Multiple Manager and Edge nodes are experiencing memory exhaustion, leading to repeated process crashes and core dump

book

Article ID: 345928

calendar_today

Updated On:

Products

VMware NSX VMware NSX-T Data Center

Issue/Introduction

  • The NSX Manager appliance or NSX Edge node has very low available memory, causing processes to crash due to failed memory allocations. Alarms related to high memory utilization are also observed in /var/log/syslog
2025-05-26T10:24:05.130Z Example-EDGENODE NSX 18971 - [nsx@6876 comp="nsx-edge" subcomp="node-mgmt" username="root" level="CRITICAL" eventFeatureName="edge_health" eventType="edge_memory_usage_very_high" eventSev="critical" eventState="On"] The memory usage on Edge node #######-####-####-####-############ has reached 99% which is at or above the very high threshold value of 90%.
ag:02.428Z Example-EDGENODE NSX NSX 28058 - [nsx@6876 comp="nsx-edge" subcomp="node-mgmt" username="root" level="CRITICAL" eventFeatureName="edge_health" eventType="edge_memory_usage_very_high" eventSev="critical" eventState="On"] The memory usage on Edge node #######-####-####-####-############ has reached 99% which is at or above the very high threshold value of 90%.
  • Log lines similar to the below are encountered in /var/log/syslog:
    kernel - - - [13094823.723467] audit: audit_backlog=1187323 > audit_backlog_limit=8192
    kernel - - - [13094823.723469] audit: audit_lost=17229471 audit_rate_limit=0 audit_backlog_limit=8192
    kernel - - - [13094823.723470] audit: backlog limit exceeded
  • In the VM console of an NSX Edge node you might see:
    grsec: failed fork with errno ENOMEM by ...
  • Multiple cores were generated by the NSX Manager:
    In /var/log/core/
    core.java
    core.opsAgent
    core.perl
    core.python3
  • Multiple cores were generated by the NSX Edge Node:
    In /var/log/core/
    core.datapathd
    core.lb-dispatcher

Note: The preceding log excerpts are only examples. Date, time, and environmental variables may vary depending on your environment.

Environment

VMware NSX-T Data Center
VMware NSX

Cause

The kernel contains a defect related to the queuing of audit backlog messages. Due to this, backlog queue length can exceed the maximum configured queue length. New backlog entries are added to the queue but none are ever removed. Eventually this leads to the Manager/Edge completely running out of memory and multiple processes encountering memory allocation errors and crashes.

Resolution

This issue is resolved in VMware NSX-T 3.2.3 and VMware NSX 4.1.2, available at Broadcom downloads.

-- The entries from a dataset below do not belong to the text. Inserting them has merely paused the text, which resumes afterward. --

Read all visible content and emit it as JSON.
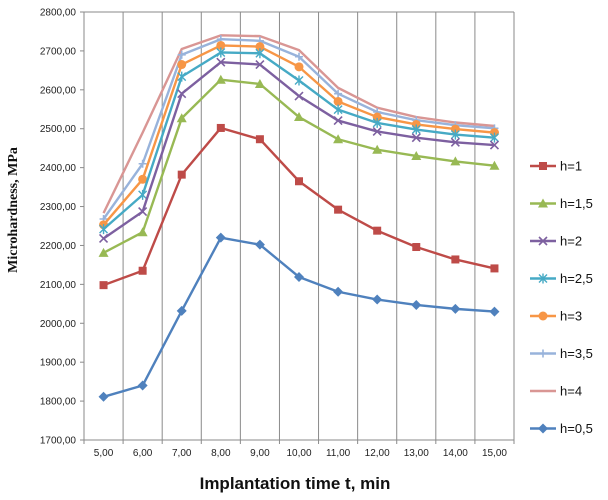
{
  "chart_data": {
    "type": "line",
    "xlabel": "Implantation time t, min",
    "ylabel": "Microhardness, MPa",
    "x": [
      5,
      6,
      7,
      8,
      9,
      10,
      11,
      12,
      13,
      14,
      15
    ],
    "x_tick_labels": [
      "5,00",
      "6,00",
      "7,00",
      "8,00",
      "9,00",
      "10,00",
      "11,00",
      "12,00",
      "13,00",
      "14,00",
      "15,00"
    ],
    "ylim": [
      1700,
      2800
    ],
    "y_ticks": [
      1700,
      1800,
      1900,
      2000,
      2100,
      2200,
      2300,
      2400,
      2500,
      2600,
      2700,
      2800
    ],
    "y_tick_labels": [
      "1700,00",
      "1800,00",
      "1900,00",
      "2000,00",
      "2100,00",
      "2200,00",
      "2300,00",
      "2400,00",
      "2500,00",
      "2600,00",
      "2700,00",
      "2800,00"
    ],
    "grid": "vertical",
    "legend_position": "right",
    "series": [
      {
        "name": "h=1",
        "color": "#be4b48",
        "marker": "square",
        "values": [
          2098,
          2135,
          2382,
          2502,
          2473,
          2365,
          2292,
          2238,
          2196,
          2164,
          2141
        ]
      },
      {
        "name": "h=1,5",
        "color": "#98b954",
        "marker": "triangle",
        "values": [
          2181,
          2234,
          2527,
          2626,
          2615,
          2530,
          2473,
          2446,
          2430,
          2416,
          2405
        ]
      },
      {
        "name": "h=2",
        "color": "#7d60a0",
        "marker": "x",
        "values": [
          2218,
          2287,
          2590,
          2671,
          2665,
          2584,
          2521,
          2493,
          2477,
          2465,
          2458
        ]
      },
      {
        "name": "h=2,5",
        "color": "#46aac5",
        "marker": "star",
        "values": [
          2242,
          2330,
          2634,
          2696,
          2694,
          2624,
          2549,
          2515,
          2498,
          2485,
          2477
        ]
      },
      {
        "name": "h=3",
        "color": "#f79646",
        "marker": "circle",
        "values": [
          2253,
          2370,
          2665,
          2714,
          2711,
          2659,
          2570,
          2530,
          2511,
          2499,
          2490
        ]
      },
      {
        "name": "h=3,5",
        "color": "#98b3db",
        "marker": "plus",
        "values": [
          2268,
          2410,
          2690,
          2730,
          2726,
          2685,
          2590,
          2543,
          2522,
          2509,
          2501
        ]
      },
      {
        "name": "h=4",
        "color": "#d99694",
        "marker": "none",
        "values": [
          2283,
          2490,
          2705,
          2740,
          2738,
          2702,
          2605,
          2554,
          2530,
          2516,
          2507
        ]
      },
      {
        "name": "h=0,5",
        "color": "#4f81bd",
        "marker": "diamond",
        "values": [
          1811,
          1840,
          2032,
          2220,
          2202,
          2119,
          2081,
          2061,
          2047,
          2037,
          2030
        ]
      }
    ]
  }
}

If you are having difficulty finding and downloading software, please review the Download Broadcom products and software KB.


Workaround:

  • Root access is required: Use 'start engineer' to access the root shell from admin shell, or log in as root directly on the NSX appliance.
  • Run the following commands to update the grub configuration:
    sed -i '/GRUB_CMDLINE_LINUX/s/audit=1//' /etc/default/grub
    update-grub
  • Then reboot the NSX appliance.